Five years ago in 1998, the then President of Microsoft, Steven A Ballmer (Ballmer) referred Linux as `lie-nucks.' Bill Gates often referred Linux as the creation of `hobbyists'. During that time, Linux was just another operating system, a newer version of the existing Unix operating system, which was the work of thousands of anonymous hackers choreographed by a young Finnish student called Linus Torvalds. The most interesting part was that Linux could be downloaded free from the Internet. Most of the people associated with Information Technology (IT) industry who were skeptical about the success of Linux, never thought that one day it would become a serious rival to Microsoftthe Goliath of the software industry.

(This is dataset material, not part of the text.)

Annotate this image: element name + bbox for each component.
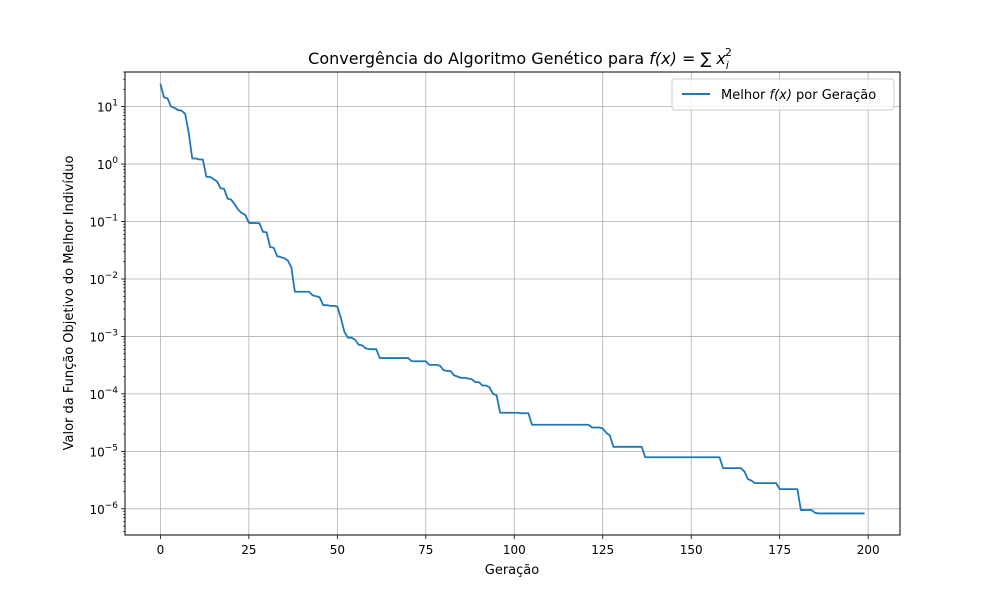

Five factors have helped Linux to emerge as the alternative to Microsoft's operating system. First, due to the recessionary condition prevailing in most of the economies in the world, companies are under immense pressure to reduce their costs including their IT infrastructure costs. Linux is a free software, which according to Professor Eric von Hippel, MIT Sloan School of Management means, "a user may obtain a copy at no cost and then legally stuff its source code, modify it and distribute it to others also for free." A software author uses his or her own copyright to guarantee those rights to all users by affixing to the code a standard licensing notice, such as the General Public License (GPL). "Instead of spending millions of dollars on expensive high-performance computers, Linux users spend a fraction on the hardware and operating system and use the savings to create very powerful specialized software.